Tenancy for life ban seen as 'dead parrot'
New housing minister Margaret Beckett is against scrapping tenancies for life and said the idea is ‘going nowhere’, the Labour Party treasurer has said.
Jack Dromey, who is also deputy general security of union Unite, told a Defend Council Housing conference that Mrs Beckett believes the proposal is a ‘dead parrot’.
‘The argument is that council housing ought simply to be for the needy, and if you have better-off tenants what we ought to do is pick them out and move to fixed-term tenancy. What complete nonsense,’ he said.
‘I said to Margaret Beckett, who I have known for years, this is nonsense and we need to bury it.’
Mr Dromey said Mrs Beckett was attending a Labour party meeting he was chairing, and he told her he was going to be ‘very robust’ against the idea.
‘She said “be as robust as you can”. She said “this idea is going nowhere”,’ he added.
Camden MP Frank Dobson also told the conference he believed Mrs Beckett would reject moves to end secure tenancies.
‘I think we have got an opportunity, particularly with Margaret Beckett, to make sure that the idea is formally abandoned and denounced by everyone who is sane,’ he said.
The economic downturn could also mean councils will be allowed and encouraged to build more homes, which would solve the demand for social housing without evicting existing tenants, Mr Dobson said: ‘With [Mrs Beckett] and with the economic circumstances there is a real chance for us to push through some successful policies on council housing.’
Tenancy for life timeline - how the controversy developed:
The Chartered Institute of Housing publishes a wide-ranging paper, Rethinking Housing, setting out its views on the government’s housing reform programme ahead of a green paper which is now expected in the new year.

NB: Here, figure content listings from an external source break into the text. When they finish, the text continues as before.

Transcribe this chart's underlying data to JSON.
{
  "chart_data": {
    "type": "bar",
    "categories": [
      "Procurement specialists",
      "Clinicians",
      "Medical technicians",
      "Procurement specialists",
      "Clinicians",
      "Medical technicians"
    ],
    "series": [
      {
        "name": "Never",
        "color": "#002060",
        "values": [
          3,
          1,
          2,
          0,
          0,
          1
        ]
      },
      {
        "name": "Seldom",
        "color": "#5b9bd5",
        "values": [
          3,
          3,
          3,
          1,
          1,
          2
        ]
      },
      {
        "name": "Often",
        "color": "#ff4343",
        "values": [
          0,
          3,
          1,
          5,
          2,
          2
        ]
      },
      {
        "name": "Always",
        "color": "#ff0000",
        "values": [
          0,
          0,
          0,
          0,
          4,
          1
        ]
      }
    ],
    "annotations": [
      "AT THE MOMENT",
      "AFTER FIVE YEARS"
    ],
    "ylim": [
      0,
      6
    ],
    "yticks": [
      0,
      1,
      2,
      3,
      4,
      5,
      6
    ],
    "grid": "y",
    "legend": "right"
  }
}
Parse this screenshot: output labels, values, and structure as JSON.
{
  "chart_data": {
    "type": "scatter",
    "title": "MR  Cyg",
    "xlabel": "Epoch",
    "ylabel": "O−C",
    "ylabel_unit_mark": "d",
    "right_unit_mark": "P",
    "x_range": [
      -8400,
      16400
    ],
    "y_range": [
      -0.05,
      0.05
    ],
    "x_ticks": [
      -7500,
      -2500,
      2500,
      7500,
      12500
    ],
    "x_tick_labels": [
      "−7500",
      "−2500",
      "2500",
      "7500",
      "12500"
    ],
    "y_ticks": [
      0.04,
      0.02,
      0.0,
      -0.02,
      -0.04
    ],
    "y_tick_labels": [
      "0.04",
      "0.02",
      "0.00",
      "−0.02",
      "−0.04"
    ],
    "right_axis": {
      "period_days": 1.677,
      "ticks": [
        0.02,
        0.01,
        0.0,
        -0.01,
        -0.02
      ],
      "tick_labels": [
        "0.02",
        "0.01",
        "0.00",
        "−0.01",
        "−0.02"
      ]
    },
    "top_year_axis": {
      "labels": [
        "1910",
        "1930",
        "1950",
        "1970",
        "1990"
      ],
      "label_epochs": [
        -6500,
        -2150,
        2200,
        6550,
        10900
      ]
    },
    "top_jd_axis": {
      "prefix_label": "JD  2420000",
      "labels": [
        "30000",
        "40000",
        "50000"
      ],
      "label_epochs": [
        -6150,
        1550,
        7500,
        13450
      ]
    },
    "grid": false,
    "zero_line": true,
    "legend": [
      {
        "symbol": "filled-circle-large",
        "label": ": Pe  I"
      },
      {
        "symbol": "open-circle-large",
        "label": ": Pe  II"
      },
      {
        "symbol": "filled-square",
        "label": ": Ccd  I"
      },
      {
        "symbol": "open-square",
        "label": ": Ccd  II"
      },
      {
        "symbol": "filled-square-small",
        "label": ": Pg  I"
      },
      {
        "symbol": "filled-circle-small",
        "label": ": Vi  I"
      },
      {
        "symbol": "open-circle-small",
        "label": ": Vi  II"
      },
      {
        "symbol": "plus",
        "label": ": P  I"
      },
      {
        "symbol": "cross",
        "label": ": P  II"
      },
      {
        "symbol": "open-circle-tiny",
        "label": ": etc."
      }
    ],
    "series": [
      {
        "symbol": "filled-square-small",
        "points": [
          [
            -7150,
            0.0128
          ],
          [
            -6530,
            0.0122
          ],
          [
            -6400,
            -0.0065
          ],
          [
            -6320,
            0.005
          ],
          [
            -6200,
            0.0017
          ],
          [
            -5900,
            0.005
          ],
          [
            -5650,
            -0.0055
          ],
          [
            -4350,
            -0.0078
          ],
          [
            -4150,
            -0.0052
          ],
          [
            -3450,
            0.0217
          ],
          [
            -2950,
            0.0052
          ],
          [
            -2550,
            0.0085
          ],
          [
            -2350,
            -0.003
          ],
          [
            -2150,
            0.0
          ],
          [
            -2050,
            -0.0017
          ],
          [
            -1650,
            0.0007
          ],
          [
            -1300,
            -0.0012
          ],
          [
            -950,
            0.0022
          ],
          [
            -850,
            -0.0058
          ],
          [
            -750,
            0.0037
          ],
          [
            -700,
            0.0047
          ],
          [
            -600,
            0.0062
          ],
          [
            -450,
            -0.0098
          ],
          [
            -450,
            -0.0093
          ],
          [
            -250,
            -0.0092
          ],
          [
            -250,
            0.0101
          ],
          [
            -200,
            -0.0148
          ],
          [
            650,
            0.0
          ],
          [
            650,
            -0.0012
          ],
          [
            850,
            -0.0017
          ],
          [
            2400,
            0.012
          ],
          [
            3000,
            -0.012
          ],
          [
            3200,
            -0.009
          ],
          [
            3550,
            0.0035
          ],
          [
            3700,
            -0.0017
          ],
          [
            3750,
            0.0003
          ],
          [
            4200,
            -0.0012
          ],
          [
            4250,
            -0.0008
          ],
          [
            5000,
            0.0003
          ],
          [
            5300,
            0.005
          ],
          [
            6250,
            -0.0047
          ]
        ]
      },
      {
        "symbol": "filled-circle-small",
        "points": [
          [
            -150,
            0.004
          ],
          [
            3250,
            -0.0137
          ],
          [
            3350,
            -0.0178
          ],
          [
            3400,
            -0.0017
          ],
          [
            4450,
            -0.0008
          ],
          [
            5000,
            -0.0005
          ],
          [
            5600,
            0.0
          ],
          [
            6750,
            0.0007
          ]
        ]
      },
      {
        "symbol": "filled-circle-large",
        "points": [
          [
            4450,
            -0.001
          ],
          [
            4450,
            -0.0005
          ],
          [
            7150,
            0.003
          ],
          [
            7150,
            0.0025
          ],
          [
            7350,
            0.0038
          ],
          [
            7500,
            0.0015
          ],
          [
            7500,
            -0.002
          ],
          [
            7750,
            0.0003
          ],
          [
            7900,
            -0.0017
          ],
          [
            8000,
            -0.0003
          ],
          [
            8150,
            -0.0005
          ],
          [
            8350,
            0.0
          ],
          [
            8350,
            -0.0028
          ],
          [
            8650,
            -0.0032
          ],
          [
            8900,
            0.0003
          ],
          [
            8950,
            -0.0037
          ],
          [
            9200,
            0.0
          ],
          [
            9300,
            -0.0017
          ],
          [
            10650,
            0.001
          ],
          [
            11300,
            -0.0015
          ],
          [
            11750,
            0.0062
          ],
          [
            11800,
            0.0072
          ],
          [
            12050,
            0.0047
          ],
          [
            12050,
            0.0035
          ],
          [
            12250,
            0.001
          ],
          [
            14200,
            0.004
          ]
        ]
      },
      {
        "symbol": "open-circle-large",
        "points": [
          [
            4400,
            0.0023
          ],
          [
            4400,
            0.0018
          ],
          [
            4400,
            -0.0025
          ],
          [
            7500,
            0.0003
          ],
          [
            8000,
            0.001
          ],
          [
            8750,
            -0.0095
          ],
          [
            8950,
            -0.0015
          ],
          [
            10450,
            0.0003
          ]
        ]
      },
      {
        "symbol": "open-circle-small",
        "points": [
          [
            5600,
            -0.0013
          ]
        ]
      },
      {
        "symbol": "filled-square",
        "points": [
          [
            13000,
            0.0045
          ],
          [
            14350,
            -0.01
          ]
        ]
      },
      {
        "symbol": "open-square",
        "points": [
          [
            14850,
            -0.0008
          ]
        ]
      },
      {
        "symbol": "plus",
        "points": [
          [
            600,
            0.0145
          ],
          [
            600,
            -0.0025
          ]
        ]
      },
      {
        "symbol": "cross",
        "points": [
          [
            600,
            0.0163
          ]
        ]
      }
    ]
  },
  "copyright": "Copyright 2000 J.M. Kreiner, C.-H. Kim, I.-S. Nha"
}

It includes a section on ‘flexible tenure and housing review’. This includes the passage:
‘We propose moving towards a system of flexible tenure in which all new lets can be reviewed after set period of time. This would represent a fundamental shift away from the majority of current lets that provide a largely static tenancy for life.’
It goes on:
‘If individual’s circumstances have improved, and have changed in a sustained way, we would suggest that it is right and fair that there is a menu of options to choose from, but that the existing terms and conditions are not an option’
The suggested options include:
- advice about low-cost home ownership
- advice about private renting
- advice about full ownership
- a change in tenancy conditions, such as a rent increase towards market level.
CIH publishes an open letter to tenants clarifying its proposals. It states:
‘To be clear - our paper doesn’t call for the end of security of tenure, or for people to be evicted if they start work – or for housing officers to be able to force people into a job or a shared ownership house against their will – and any changes that were made would apply only to future tenancies and not to any already in place.
‘It does suggest that tenants should meet with their landlord to discuss their tenancy (perhaps every few years) but our key point is really nothing to do with security of tenure at all – it’s actually about our role as housing professionals in doing what we can to improve opportunities for people – in making sure that social housing is a force for good and doesn’t end up trapping people in poverty.’
The Times newspaper reports that housing minister Margaret Beckett is considering implementing proposals similar to those put forward by the CIH. The story is covered widely in the media.
Mrs Beckett denies any decision has been made on tenancy for life. She tells a seminar organised by think tank The Smith Institute: ‘I’ve made no decision and nor has any minister, on the content and timing of the green paper. The timing depends on how I feel the work of the content is going, which will drive the timing, rather than the other way round.’
However, she adds: ‘If people could find greater stability and security in the private rented sector, or could take advantage of low cost home ownership, then maybe fewer would think that social housing was their only option.’
Labour Party treasurer Jack Dromey tells a Defend Council Housing conference that Mrs Beckett is set against the idea of reducing security of tenure. He tells delegates that she considers the idea a ‘dead parrot’ and it is ‘going nowhere’.